In Dublin, some homeless services aim to be drug-free, but it can be difficult for staff to police that, he says.
While all hostels discourage drug taking, a DRHE spokesperson said, “it is very difficult to totally prevent it”.
A spokesperson for the Department of Housing didn’t directly answer questions about the need for designated drug-free beds in Dublin.
Because Hill was on the lower rate of social welfare, staff in the hostel advised her to wait until she was 25 to move out, she says.
But she searched for a place to rent anyway, she says. She couldn’t get a night’s sleep, she says, and her clothes were stolen. “I’d never seen a needle before in my life.”
Hill’s social welfare payment should increase once she moves into her own rented accommodation, it seems.
There were changes around rates that came into effect in 2020, said a spokesperson for the Department of Social Protection.
Single people often struggle to move on from homelessness because rent subsidy rates for them are far removed from the reality of city rents, says Rivera, the project worker. “Singles are really stuck.”
Those who are aged under 25, meanwhile, are even worse off than older single people, for several reasons, says Rivera.
Landlords might make assumptions about young people having parties or might require references from previous tenancies, which most young people don’t have, he says.
And, young people can get trapped in homelessness because they’re on the lower social welfare payment rate, he says.
“If a landlord knows you are on social welfare but you are getting the low rate, they might not want to go with you,” he says.
If they get into a HAP property, they can apply to get an increase in their social welfare, but will often need some money up front, he says.
Often a good chunk of a young person’s money goes on their service charges in the homeless hostel too, he says.
Hill says that she was paying a reduced rate of €27 per week to the Peter McVerry Trust due to being on the lower payment.
But service charges in hostels can be as high as €50 per week, says Rivera.
That leaves young people with very little money left from their social welfare payments. “Most people suffer quite a bit when they are on that rate and in homeless accommodation,” says Rivera.
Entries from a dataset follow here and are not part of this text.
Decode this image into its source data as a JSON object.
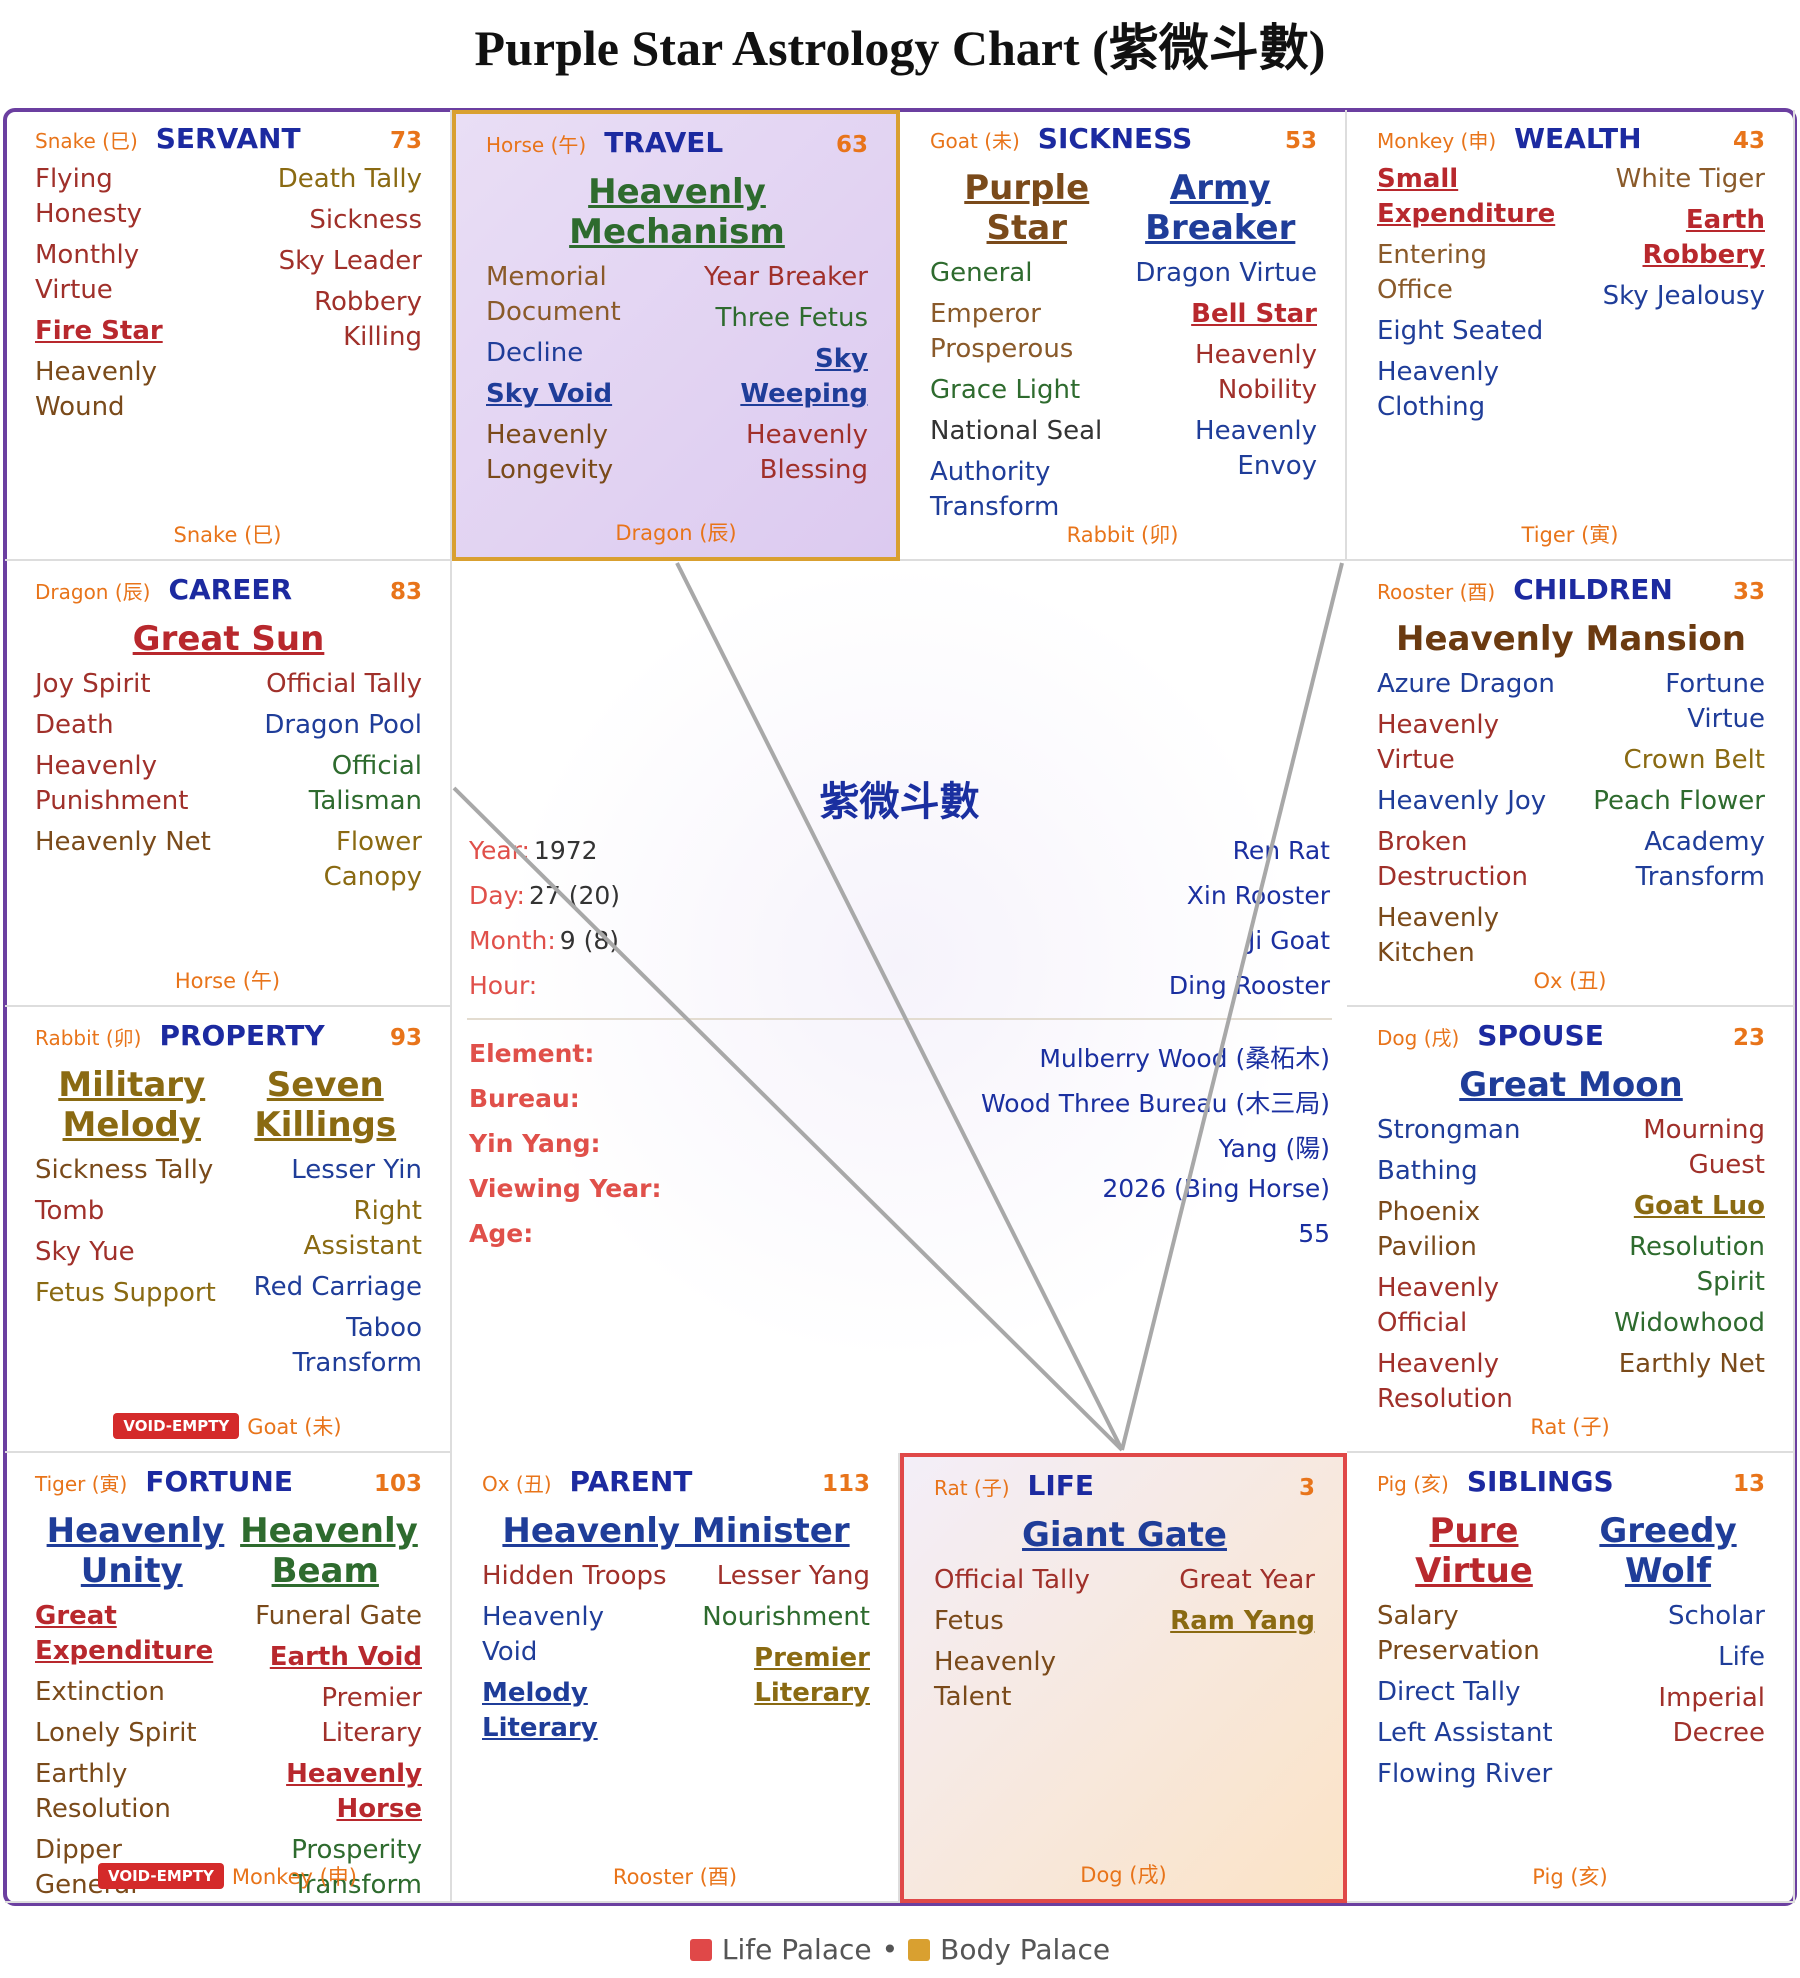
{
  "title": "Purple Star Astrology Chart (紫微斗數)",
  "legend": [
    {
      "label": "Life Palace",
      "color": "#e04848"
    },
    {
      "label": "Body Palace",
      "color": "#d9a030"
    }
  ],
  "palaces": [
    {
      "branch": "Snake (巳)",
      "name": "SERVANT",
      "number": 73,
      "main": [],
      "left": [
        {
          "name": "Flying Honesty",
          "color": "#a0302a"
        },
        {
          "name": "Monthly Virtue",
          "color": "#a0302a"
        },
        {
          "name": "Fire Star",
          "color": "#b8282d",
          "bold": true
        },
        {
          "name": "Heavenly Wound",
          "color": "#7a4a1a"
        }
      ],
      "right": [
        {
          "name": "Death Tally",
          "color": "#8a6a12"
        },
        {
          "name": "Sickness",
          "color": "#a0302a"
        },
        {
          "name": "Sky Leader",
          "color": "#a0302a"
        },
        {
          "name": "Robbery Killing",
          "color": "#a0302a"
        }
      ],
      "footer": "Snake (巳)"
    },
    {
      "branch": "Horse (午)",
      "name": "TRAVEL",
      "number": 63,
      "highlight": 1,
      "main": [
        {
          "name": "Heavenly Mechanism",
          "color": "#2e6b2e",
          "bold": true
        }
      ],
      "left": [
        {
          "name": "Memorial Document",
          "color": "#8a5a2a"
        },
        {
          "name": "Decline",
          "color": "#1f3d99"
        },
        {
          "name": "Sky Void",
          "color": "#1f3d99",
          "bold": true
        },
        {
          "name": "Heavenly Longevity",
          "color": "#7a4a1a"
        }
      ],
      "right": [
        {
          "name": "Year Breaker",
          "color": "#a0302a"
        },
        {
          "name": "Three Fetus",
          "color": "#2e6b2e"
        },
        {
          "name": "Sky Weeping",
          "color": "#1f3d99",
          "bold": true
        },
        {
          "name": "Heavenly Blessing",
          "color": "#a0302a"
        }
      ],
      "footer": "Dragon (辰)"
    },
    {
      "branch": "Goat (未)",
      "name": "SICKNESS",
      "number": 53,
      "main": [
        {
          "name": "Purple Star",
          "color": "#7a4a1a",
          "bold": true
        },
        {
          "name": "Army Breaker",
          "color": "#1f3d99",
          "bold": true
        }
      ],
      "left": [
        {
          "name": "General",
          "color": "#2e6b2e"
        },
        {
          "name": "Emperor Prosperous",
          "color": "#8a5a2a"
        },
        {
          "name": "Grace Light",
          "color": "#2e6b2e"
        },
        {
          "name": "National Seal",
          "color": "#333333"
        },
        {
          "name": "Authority Transform",
          "color": "#1f3d99"
        }
      ],
      "right": [
        {
          "name": "Dragon Virtue",
          "color": "#1f3d99"
        },
        {
          "name": "Bell Star",
          "color": "#b8282d",
          "bold": true
        },
        {
          "name": "Heavenly Nobility",
          "color": "#a0302a"
        },
        {
          "name": "Heavenly Envoy",
          "color": "#1f3d99"
        }
      ],
      "footer": "Rabbit (卯)"
    },
    {
      "branch": "Monkey (申)",
      "name": "WEALTH",
      "number": 43,
      "main": [],
      "left": [
        {
          "name": "Small Expenditure",
          "color": "#b8282d",
          "bold": true
        },
        {
          "name": "Entering Office",
          "color": "#8a5a2a"
        },
        {
          "name": "Eight Seated",
          "color": "#1f3d99"
        },
        {
          "name": "Heavenly Clothing",
          "color": "#1f3d99"
        }
      ],
      "right": [
        {
          "name": "White Tiger",
          "color": "#8a5a2a"
        },
        {
          "name": "Earth Robbery",
          "color": "#b8282d",
          "bold": true
        },
        {
          "name": "Sky Jealousy",
          "color": "#1f3d99"
        }
      ],
      "footer": "Tiger (寅)"
    },
    {
      "branch": "Dragon (辰)",
      "name": "CAREER",
      "number": 83,
      "main": [
        {
          "name": "Great Sun",
          "color": "#b8282d",
          "bold": true
        }
      ],
      "left": [
        {
          "name": "Joy Spirit",
          "color": "#a0302a"
        },
        {
          "name": "Death",
          "color": "#a0302a"
        },
        {
          "name": "Heavenly Punishment",
          "color": "#a0302a"
        },
        {
          "name": "Heavenly Net",
          "color": "#7a4a1a"
        }
      ],
      "right": [
        {
          "name": "Official Tally",
          "color": "#a0302a"
        },
        {
          "name": "Dragon Pool",
          "color": "#1f3d99"
        },
        {
          "name": "Official Talisman",
          "color": "#2e6b2e"
        },
        {
          "name": "Flower Canopy",
          "color": "#8a6a12"
        }
      ],
      "footer": "Horse (午)"
    },
    {
      "branch": "Rooster (酉)",
      "name": "CHILDREN",
      "number": 33,
      "main": [
        {
          "name": "Heavenly Mansion",
          "color": "#6b3a10"
        }
      ],
      "left": [
        {
          "name": "Azure Dragon",
          "color": "#1f3d99"
        },
        {
          "name": "Heavenly Virtue",
          "color": "#a0302a"
        },
        {
          "name": "Heavenly Joy",
          "color": "#1f3d99"
        },
        {
          "name": "Broken Destruction",
          "color": "#a0302a"
        },
        {
          "name": "Heavenly Kitchen",
          "color": "#7a4a1a"
        }
      ],
      "right": [
        {
          "name": "Fortune Virtue",
          "color": "#1f3d99"
        },
        {
          "name": "Crown Belt",
          "color": "#8a6a12"
        },
        {
          "name": "Peach Flower",
          "color": "#2e6b2e"
        },
        {
          "name": "Academy Transform",
          "color": "#1f3d99"
        }
      ],
      "footer": "Ox (丑)"
    },
    {
      "branch": "Rabbit (卯)",
      "name": "PROPERTY",
      "number": 93,
      "main": [
        {
          "name": "Military Melody",
          "color": "#8a6a12",
          "bold": true
        },
        {
          "name": "Seven Killings",
          "color": "#8a6a12",
          "bold": true
        }
      ],
      "left": [
        {
          "name": "Sickness Tally",
          "color": "#7a4a1a"
        },
        {
          "name": "Tomb",
          "color": "#a0302a"
        },
        {
          "name": "Sky Yue",
          "color": "#a0302a"
        },
        {
          "name": "Fetus Support",
          "color": "#8a6a12"
        }
      ],
      "right": [
        {
          "name": "Lesser Yin",
          "color": "#1f3d99"
        },
        {
          "name": "Right Assistant",
          "color": "#8a6a12"
        },
        {
          "name": "Red Carriage",
          "color": "#1f3d99"
        },
        {
          "name": "Taboo Transform",
          "color": "#1f3d99"
        }
      ],
      "badge": "VOID-EMPTY",
      "footer": "Goat (未)"
    },
    {
      "branch": "Dog (戌)",
      "name": "SPOUSE",
      "number": 23,
      "main": [
        {
          "name": "Great Moon",
          "color": "#1f3d99",
          "bold": true
        }
      ],
      "left": [
        {
          "name": "Strongman",
          "color": "#1f3d99"
        },
        {
          "name": "Bathing",
          "color": "#1f3d99"
        },
        {
          "name": "Phoenix Pavilion",
          "color": "#7a4a1a"
        },
        {
          "name": "Heavenly Official",
          "color": "#a0302a"
        },
        {
          "name": "Heavenly Resolution",
          "color": "#a0302a"
        }
      ],
      "right": [
        {
          "name": "Mourning Guest",
          "color": "#a0302a"
        },
        {
          "name": "Goat Luo",
          "color": "#8a6a12",
          "bold": true
        },
        {
          "name": "Resolution Spirit",
          "color": "#2e6b2e"
        },
        {
          "name": "Widowhood",
          "color": "#2e6b2e"
        },
        {
          "name": "Earthly Net",
          "color": "#7a4a1a"
        }
      ],
      "footer": "Rat (子)"
    },
    {
      "branch": "Tiger (寅)",
      "name": "FORTUNE",
      "number": 103,
      "main": [
        {
          "name": "Heavenly Unity",
          "color": "#1f3d99",
          "bold": true
        },
        {
          "name": "Heavenly Beam",
          "color": "#2e6b2e",
          "bold": true
        }
      ],
      "left": [
        {
          "name": "Great Expenditure",
          "color": "#b8282d",
          "bold": true
        },
        {
          "name": "Extinction",
          "color": "#7a4a1a"
        },
        {
          "name": "Lonely Spirit",
          "color": "#7a4a1a"
        },
        {
          "name": "Earthly Resolution",
          "color": "#7a4a1a"
        },
        {
          "name": "Dipper General",
          "color": "#7a4a1a"
        }
      ],
      "right": [
        {
          "name": "Funeral Gate",
          "color": "#7a4a1a"
        },
        {
          "name": "Earth Void",
          "color": "#b8282d",
          "bold": true
        },
        {
          "name": "Premier Literary",
          "color": "#a0302a"
        },
        {
          "name": "Heavenly Horse",
          "color": "#b8282d",
          "bold": true
        },
        {
          "name": "Prosperity Transform",
          "color": "#2e6b2e"
        }
      ],
      "badge": "VOID-EMPTY",
      "footer": "Monkey (申)"
    },
    {
      "branch": "Ox (丑)",
      "name": "PARENT",
      "number": 113,
      "main": [
        {
          "name": "Heavenly Minister",
          "color": "#1f3d99",
          "bold": true
        }
      ],
      "left": [
        {
          "name": "Hidden Troops",
          "color": "#a0302a"
        },
        {
          "name": "Heavenly Void",
          "color": "#1f3d99"
        },
        {
          "name": "Melody Literary",
          "color": "#1f3d99",
          "bold": true
        }
      ],
      "right": [
        {
          "name": "Lesser Yang",
          "color": "#a0302a"
        },
        {
          "name": "Nourishment",
          "color": "#2e6b2e"
        },
        {
          "name": "Premier Literary",
          "color": "#8a6a12",
          "bold": true
        }
      ],
      "footer": "Rooster (酉)"
    },
    {
      "branch": "Rat (子)",
      "name": "LIFE",
      "number": 3,
      "highlight": 0,
      "main": [
        {
          "name": "Giant Gate",
          "color": "#1f3d99",
          "bold": true
        }
      ],
      "left": [
        {
          "name": "Official Tally",
          "color": "#a0302a"
        },
        {
          "name": "Fetus",
          "color": "#7a4a1a"
        },
        {
          "name": "Heavenly Talent",
          "color": "#7a4a1a"
        }
      ],
      "right": [
        {
          "name": "Great Year",
          "color": "#a0302a"
        },
        {
          "name": "Ram Yang",
          "color": "#8a6a12",
          "bold": true
        }
      ],
      "footer": "Dog (戌)"
    },
    {
      "branch": "Pig (亥)",
      "name": "SIBLINGS",
      "number": 13,
      "main": [
        {
          "name": "Pure Virtue",
          "color": "#b8282d",
          "bold": true
        },
        {
          "name": "Greedy Wolf",
          "color": "#1f3d99",
          "bold": true
        }
      ],
      "left": [
        {
          "name": "Salary Preservation",
          "color": "#7a4a1a"
        },
        {
          "name": "Direct Tally",
          "color": "#1f3d99"
        },
        {
          "name": "Left Assistant",
          "color": "#1f3d99"
        },
        {
          "name": "Flowing River",
          "color": "#1f3d99"
        }
      ],
      "right": [
        {
          "name": "Scholar",
          "color": "#1f3d99"
        },
        {
          "name": "Life",
          "color": "#1f3d99"
        },
        {
          "name": "Imperial Decree",
          "color": "#a0302a"
        }
      ],
      "footer": "Pig (亥)"
    }
  ],
  "center": {
    "title": "紫微斗數",
    "birth": [
      {
        "label": "Year:",
        "value": "1972",
        "pillar": "Ren Rat"
      },
      {
        "label": "Day:",
        "value": "27 (20)",
        "pillar": "Xin Rooster"
      },
      {
        "label": "Month:",
        "value": "9 (8)",
        "pillar": "Ji Goat"
      },
      {
        "label": "Hour:",
        "pillar": "Ding Rooster"
      }
    ],
    "details": [
      {
        "label": "Element:",
        "value": "Mulberry Wood (桑柘木)"
      },
      {
        "label": "Bureau:",
        "value": "Wood Three Bureau (木三局)"
      },
      {
        "label": "Yin Yang:",
        "value": "Yang (陽)"
      },
      {
        "label": "Viewing Year:",
        "value": "2026 (Bing Horse)"
      },
      {
        "label": "Age:",
        "value": "55"
      }
    ]
  }
}
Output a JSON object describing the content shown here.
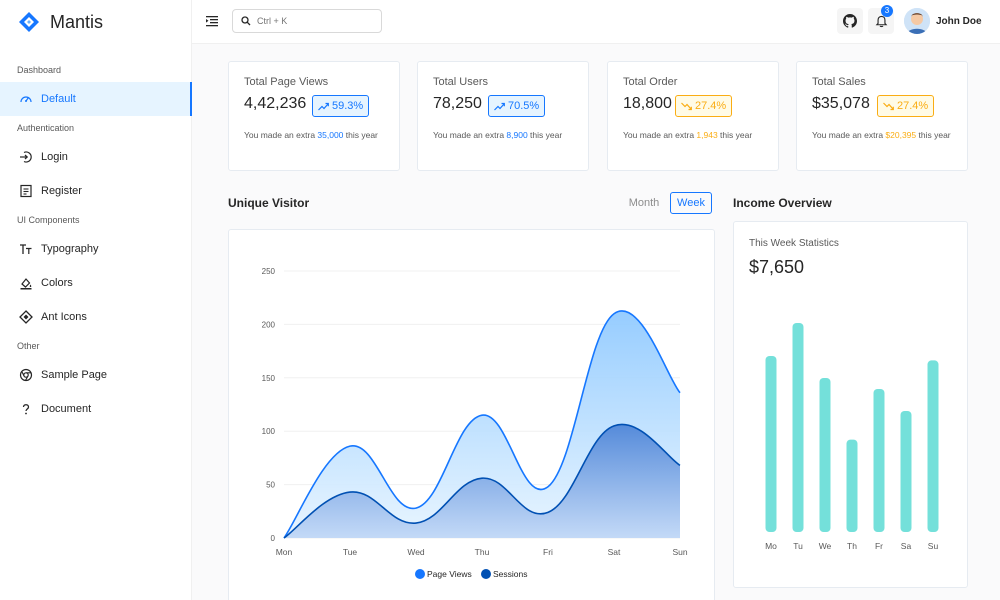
{
  "brand": {
    "name": "Mantis",
    "color": "#1677ff"
  },
  "sidebar": {
    "groups": [
      {
        "label": "Dashboard",
        "items": [
          {
            "label": "Default",
            "icon": "dashboard-icon",
            "active": true
          }
        ]
      },
      {
        "label": "Authentication",
        "items": [
          {
            "label": "Login",
            "icon": "login-icon"
          },
          {
            "label": "Register",
            "icon": "register-icon"
          }
        ]
      },
      {
        "label": "UI Components",
        "items": [
          {
            "label": "Typography",
            "icon": "typography-icon"
          },
          {
            "label": "Colors",
            "icon": "colors-icon"
          },
          {
            "label": "Ant Icons",
            "icon": "ant-icons-icon"
          }
        ]
      },
      {
        "label": "Other",
        "items": [
          {
            "label": "Sample Page",
            "icon": "chrome-icon"
          },
          {
            "label": "Document",
            "icon": "question-icon"
          }
        ]
      }
    ]
  },
  "header": {
    "search_placeholder": "Ctrl + K",
    "notification_count": "3",
    "user_name": "John Doe"
  },
  "stats": [
    {
      "title": "Total Page Views",
      "value": "4,42,236",
      "percent": "59.3%",
      "trend": "up",
      "note_prefix": "You made an extra ",
      "note_value": "35,000",
      "note_suffix": " this year"
    },
    {
      "title": "Total Users",
      "value": "78,250",
      "percent": "70.5%",
      "trend": "up",
      "note_prefix": "You made an extra ",
      "note_value": "8,900",
      "note_suffix": " this year"
    },
    {
      "title": "Total Order",
      "value": "18,800",
      "percent": "27.4%",
      "trend": "down",
      "note_prefix": "You made an extra ",
      "note_value": "1,943",
      "note_suffix": " this year"
    },
    {
      "title": "Total Sales",
      "value": "$35,078",
      "percent": "27.4%",
      "trend": "down",
      "note_prefix": "You made an extra ",
      "note_value": "$20,395",
      "note_suffix": " this year"
    }
  ],
  "colors": {
    "up": "#1677ff",
    "down": "#faad14",
    "teal": "#5cdbd3"
  },
  "visitor": {
    "title": "Unique Visitor",
    "toggle_month": "Month",
    "toggle_week": "Week",
    "selected": "Week"
  },
  "income": {
    "title": "Income Overview",
    "subtitle": "This Week Statistics",
    "amount": "$7,650"
  },
  "chart_data": [
    {
      "type": "area",
      "categories": [
        "Mon",
        "Tue",
        "Wed",
        "Thu",
        "Fri",
        "Sat",
        "Sun"
      ],
      "ylim": [
        0,
        250
      ],
      "yticks": [
        0,
        50,
        100,
        150,
        200,
        250
      ],
      "grid": true,
      "legend_position": "bottom",
      "series": [
        {
          "name": "Page Views",
          "values": [
            0,
            86,
            28,
            115,
            48,
            210,
            136
          ],
          "color": "#1677ff"
        },
        {
          "name": "Sessions",
          "values": [
            0,
            43,
            14,
            56,
            24,
            105,
            68
          ],
          "color": "#0050b3"
        }
      ]
    },
    {
      "type": "bar",
      "categories": [
        "Mo",
        "Tu",
        "We",
        "Th",
        "Fr",
        "Sa",
        "Su"
      ],
      "values": [
        80,
        95,
        70,
        42,
        65,
        55,
        78
      ],
      "ylim": [
        0,
        100
      ],
      "grid": false
    }
  ]
}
The lower rate of €112.70 for jobseekers 18–24 is meant to “incentivise them to engage in education or training to improve their chances of obtaining full time sustainable employment”, a spokesperson for the Department of Social Protection said.
Those in education or training can get a higher rate and so can those who are renting independently of their parents and availing of rent subsidies including HAP, they said.
The spokesperson didn’t directly respond to a question as to why those people living in homeless services are not classed as living independently.
“I’ve done everything I’ve been told to do,” said Hill on the phone on Tuesday 27 April. She had been running around that day between different agencies gathering documents.
She was trying to sell her phone to get the money for the landlord, which he expected the following day, she said. “I feel like I’m being set up to fail.”
She went to Intreo, but they told her she needed to bring in a copy of her lease, which she didn’t yet have.
Then, she spoke to staff at Peter McVerry Trust. They agreed to help her with the money, she says.
On Friday 30 April, Hill said she paid the landlord €60 out of her social welfare and that the Peter McVerry Trust is going to cover the rest.
A person can make an application for exceptional needs “to help meet essential, once-off expenditure which a person could not reasonably be expected to meet out of their weekly income”, the spokesperson for the Department of Social Protection said.
The spokesperson for the Department of Housing says the programme for government includes a commitment to develop a National Youth Homelessness Strategy.
That will be drawn up this year, in cooperation with the Minister for Youth and Children, they said.
The Minister for Housing has a homelessness task force that includes the DRHE, NGOs and the housing advice charity Threshold, which will be consulted in the development of the strategy, they said.